Regulatory impact of syntenic transitions in animal genomes

One of the most exciting genomic discoveries to date is that, despite living about 600 million years ago and having a relatively simple body plan, the last common ancestor of all multicellular animals (metazoans) had a complex genome sharing numerous genes with recent species such as humans. This important finding prompted the hypothesis that the evolutionary diversification of animal species depends not only on gene loss and the emergence of novel genes, but also on changes in how genes are arranged within the genome. Using current comparative genomics methods, we can detect conserved patterns of gene order (synteny) across all metazoan groups. Our goal is to determine whether these syntenies constitute actual functional units within animal genomes (i.e. co- or cross-regulated gene networks) and to assess their putative contribution to crucial evolutionary transitions within Metazoa. Specifically, we plan to address the origin of bilaterian symmetry (or bilaterian animals) from a non- bilaterian metazoan ancestor, because this transition involved addition of multiple novel syntenies. Thus, we will first develop an improved method of synteny detection that utilizes phylogenetic inference to identify ancient changes in gene order. Next, we will test if old and novel gene orders form functional genomic units and compare their specific biological roles, respectively by screening for co- /cross-regulatory gene interactions and by analyzing their downstream effects, i.e. on the establishment of (non-)bilaterian body axes. This approach will allow us to elucidate how re-organization of ancient genomes led to the emergence of new functional gene orders and, consequently, new biological characters. Taken together, this project will provide a first characterization of the contribution of both large-scale chromosomal rearrangements and smaller-scale local gene rearrangements to the evolution of novel gene regulatory landscapes as well as complex traits in metazoan animals.

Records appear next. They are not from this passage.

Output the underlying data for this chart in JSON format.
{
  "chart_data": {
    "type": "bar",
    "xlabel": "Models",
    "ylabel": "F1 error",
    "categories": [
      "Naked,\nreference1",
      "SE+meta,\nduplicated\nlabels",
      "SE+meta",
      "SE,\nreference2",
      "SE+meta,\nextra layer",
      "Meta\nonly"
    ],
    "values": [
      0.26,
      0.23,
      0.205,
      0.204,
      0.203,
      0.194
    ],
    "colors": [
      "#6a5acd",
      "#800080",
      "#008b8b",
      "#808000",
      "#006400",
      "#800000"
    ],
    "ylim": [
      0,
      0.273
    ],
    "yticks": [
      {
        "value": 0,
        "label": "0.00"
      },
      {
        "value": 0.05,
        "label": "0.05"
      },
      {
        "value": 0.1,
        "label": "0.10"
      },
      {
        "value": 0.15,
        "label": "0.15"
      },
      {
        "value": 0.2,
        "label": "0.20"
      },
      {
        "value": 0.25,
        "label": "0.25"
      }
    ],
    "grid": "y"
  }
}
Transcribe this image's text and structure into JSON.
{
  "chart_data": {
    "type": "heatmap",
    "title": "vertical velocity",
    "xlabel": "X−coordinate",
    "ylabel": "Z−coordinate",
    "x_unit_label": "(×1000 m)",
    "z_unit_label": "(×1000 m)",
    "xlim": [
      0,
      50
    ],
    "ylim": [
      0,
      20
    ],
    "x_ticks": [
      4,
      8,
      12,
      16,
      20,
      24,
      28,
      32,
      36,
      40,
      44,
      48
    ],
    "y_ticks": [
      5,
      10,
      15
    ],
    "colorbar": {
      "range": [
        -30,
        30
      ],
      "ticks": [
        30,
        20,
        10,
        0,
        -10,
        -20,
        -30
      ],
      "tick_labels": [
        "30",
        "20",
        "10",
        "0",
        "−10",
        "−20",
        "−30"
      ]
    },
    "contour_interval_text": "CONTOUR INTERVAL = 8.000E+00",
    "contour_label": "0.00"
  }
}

The main goal of the project was to understand how animal genomes are organized and how different this organization can be between different clades. The project identified fundamental "building blocks" of animal genomes and how chromosomes of modern day animals are comprised of such blocks, many of which date back to the original of animals over 600 million years ago. Animal genomes can thus be represented as a combination of such ancient building blocks and the resulting chromosomes are a playground for the emergence of many novel local genomic features. The project developed novel bioinformatic approach to investigate these properties and their evolutionary history. Together, it helped us further decipher animal genomes, going beyond just genes and extending to how these genes are organized on chromosomes, and with this identify novel features that may have functional relevance.